Maintain the patient’s position properly.

Maintain the patient’s intake output.

See whether the patient is affected by pharmacological treatment.

Ambulation means movement of the patient To be done.

Provide the patient with a side rail in the bed.

3) Anxiety related to disease condition .

Nursing interventions:=

Reliving Anxiety:=

Give the patient reassurance.

Ask the patient to describe his feelings.

Ask the patient to clear all his doubts.

Ask the patient to do some exercises.

Spend some time with the patient.

Tell the patient to improve his/her coping ability.

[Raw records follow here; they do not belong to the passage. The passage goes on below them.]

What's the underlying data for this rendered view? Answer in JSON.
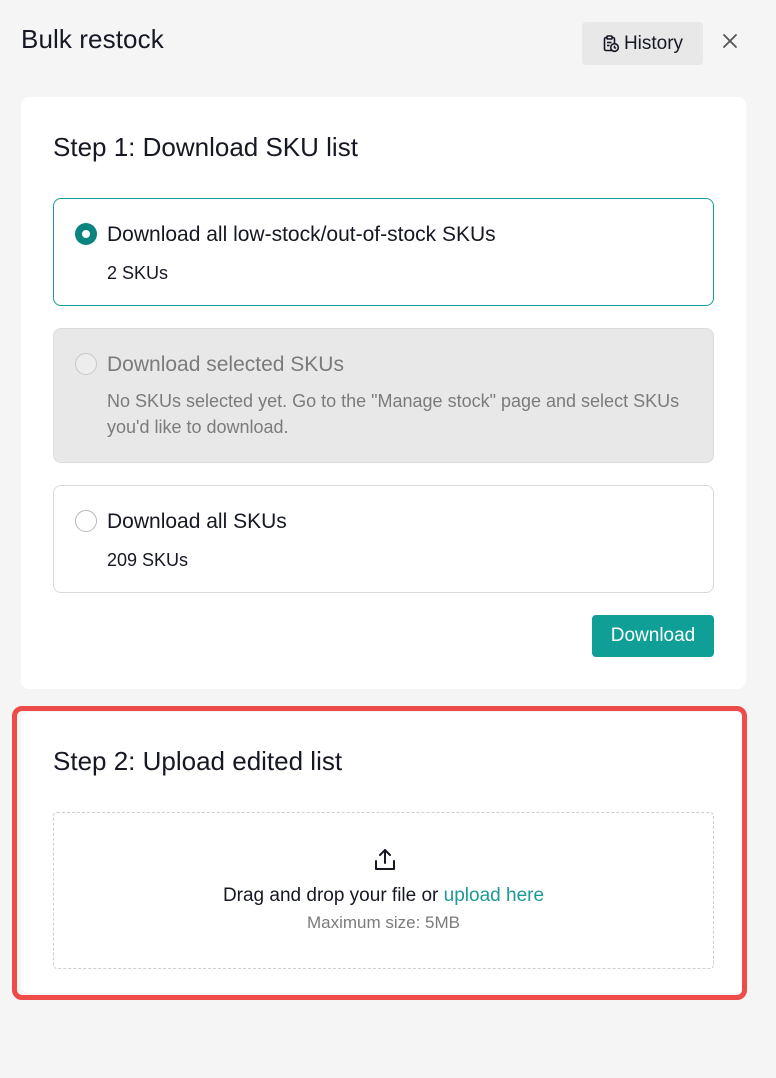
{
  "header": {
    "title": "Bulk restock",
    "history_label": "History"
  },
  "step1": {
    "title": "Step 1: Download SKU list",
    "options": [
      {
        "label": "Download all low-stock/out-of-stock SKUs",
        "sub": "2 SKUs",
        "state": "selected"
      },
      {
        "label": "Download selected SKUs",
        "sub": "No SKUs selected yet. Go to the \"Manage stock\" page and select SKUs you'd like to download.",
        "state": "disabled"
      },
      {
        "label": "Download all SKUs",
        "sub": "209 SKUs",
        "state": "unselected"
      }
    ],
    "download_label": "Download"
  },
  "step2": {
    "title": "Step 2: Upload edited list",
    "drop_prefix": "Drag and drop your file or ",
    "drop_link": "upload here",
    "max_size": "Maximum size: 5MB"
  },
  "colors": {
    "accent": "#109f97",
    "highlight": "#ee4b4b"
  },
  "icons": {
    "history": "clipboard-clock-icon",
    "close": "close-icon",
    "upload": "upload-icon"
  }
}
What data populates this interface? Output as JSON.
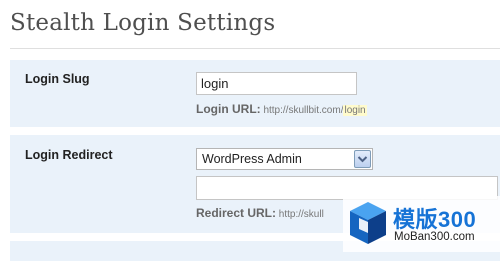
{
  "page": {
    "title": "Stealth Login Settings"
  },
  "login_slug": {
    "label": "Login Slug",
    "value": "login",
    "help_label": "Login URL",
    "help_separator": ":",
    "help_url_prefix": "http://skullbit.com/",
    "help_url_slug": "login"
  },
  "login_redirect": {
    "label": "Login Redirect",
    "selected_option": "WordPress Admin",
    "custom_url_value": "",
    "help_label": "Redirect URL",
    "help_separator": ":",
    "help_url_prefix": "http://skull"
  },
  "watermark": {
    "text": "模版300",
    "url": "MoBan300.com"
  },
  "icons": {
    "dropdown": "chevron-down-icon",
    "watermark_logo": "cube-logo-icon"
  },
  "colors": {
    "row_background": "#eaf2fa",
    "title": "#4f4f4f",
    "highlight": "#fffbcc",
    "watermark_blue": "#1673d6"
  }
}
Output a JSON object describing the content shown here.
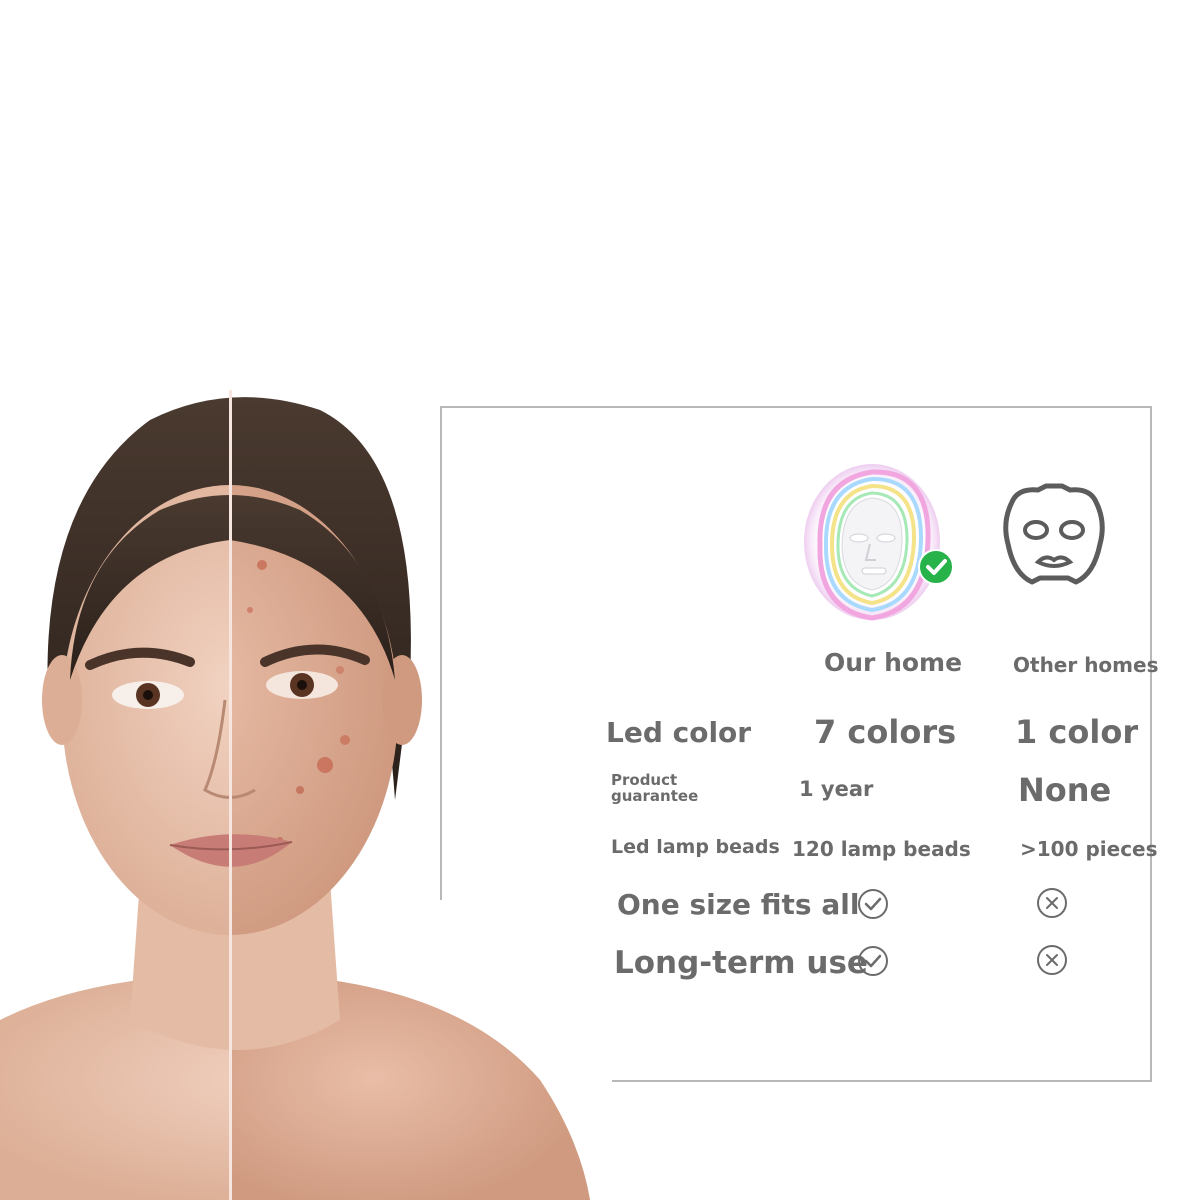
{
  "comparison": {
    "columns": {
      "ours": "Our home",
      "other": "Other homes"
    },
    "rows": [
      {
        "label": "Led color",
        "ours": "7 colors",
        "other": "1 color"
      },
      {
        "label": "Product guarantee",
        "ours": "1 year",
        "other": "None"
      },
      {
        "label": "Led lamp beads",
        "ours": "120 lamp beads",
        "other": ">100 pieces"
      },
      {
        "label": "One size fits all",
        "ours": "check-icon",
        "other": "cross-icon"
      },
      {
        "label": "Long-term use",
        "ours": "check-icon",
        "other": "cross-icon"
      }
    ]
  },
  "colors": {
    "text": "#6b6b6b",
    "accent_green": "#27b34a",
    "frame": "#b8b8b8"
  }
}
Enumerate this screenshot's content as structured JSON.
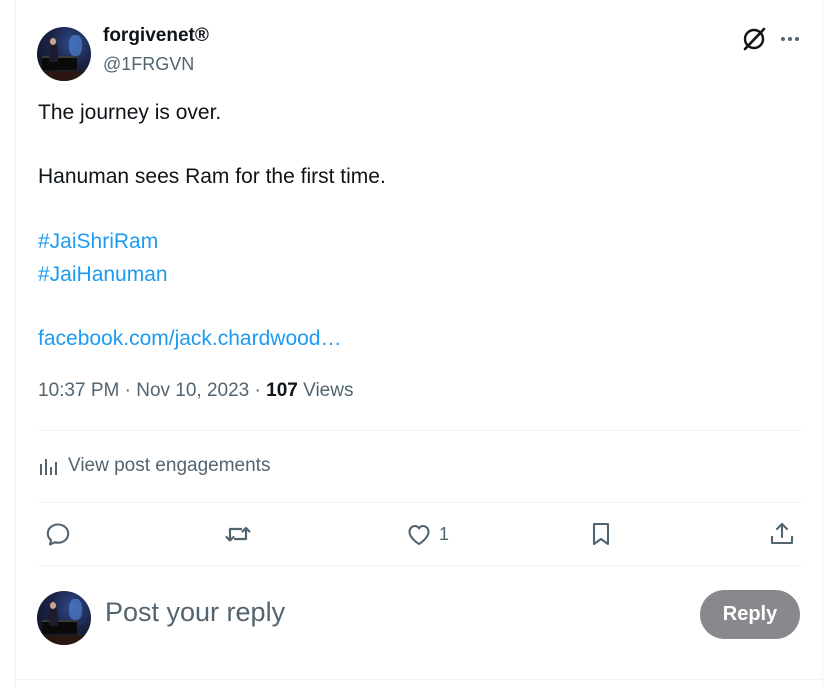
{
  "author": {
    "display_name": "forgivenet®",
    "handle": "@1FRGVN",
    "avatar": "avatar-pianist-photo"
  },
  "tweet": {
    "line1": "The journey is over.",
    "line2": "Hanuman sees Ram for the first time.",
    "hashtag1": "#JaiShriRam",
    "hashtag2": "#JaiHanuman",
    "link": "facebook.com/jack.chardwood…"
  },
  "meta": {
    "time": "10:37 PM",
    "separator1": " · ",
    "date": "Nov 10, 2023",
    "separator2": " · ",
    "views_count": "107",
    "views_label": " Views"
  },
  "engagements": {
    "label": "View post engagements",
    "icon": "bar-chart-icon"
  },
  "actions": {
    "reply_icon": "reply-icon",
    "repost_icon": "repost-icon",
    "like_icon": "heart-icon",
    "like_count": "1",
    "bookmark_icon": "bookmark-icon",
    "share_icon": "share-icon"
  },
  "reply_box": {
    "placeholder": "Post your reply",
    "button_label": "Reply"
  },
  "header_icons": {
    "grok": "grok-icon",
    "more": "more-icon"
  },
  "colors": {
    "text_primary": "#0f1419",
    "text_secondary": "#536471",
    "link": "#1d9bf0",
    "reply_button_disabled": "#87898c",
    "divider": "#eff3f4"
  }
}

Tell the patient to engage in mind diversional therapy.

4) Activity intolerance related*to weakness or fatigue .

Nursing interventions :=

Promoting activity level:=

Maintain the patient’s personal hygiene.

Instruct the patient to perform daily routine activities.

Keep the necessary items near him.

Instruct the patient to do some exercise.

5) Altered nutrition status less than body requirement related to nausea and vomiting.

Nursing interventions:=

improve nutrition status of client:=

Maintain oral hygiene of the patient.

Do not keep any bad smelling items near the patient while he is eating.

Give the patient only the things he likes to eat.

Keep in mind the patient’s likes and dislikes.

Give the patient the proper position.

Give the patient the proper fluids to drink.

Check the patient’s weight daily.

6)ineffective family coping related to clients disease and prognosis .

Nursing interventions:=

Reassure the family coping.

Give reassurance to family members.

Involve family members in coping mechanisms.

Provide psychological support to the family and patient.

Communicate with the patient and his family members.

Clear all doubts of the patient and his family members.

Provide care if the patient is unconscious.

1) Explain the Spinal Cord Tumor. Define spinal cord tumor.

Spinal cord tumors are abnormal growths of tissues and are mainly found near the spinal cord because the spinal cord is a rigid bony structure and abnormal growth causes pressure and impairs the function of the spinal cord.

Spinal cord tumors are mainly found inside the spinal cord and adjacent to it.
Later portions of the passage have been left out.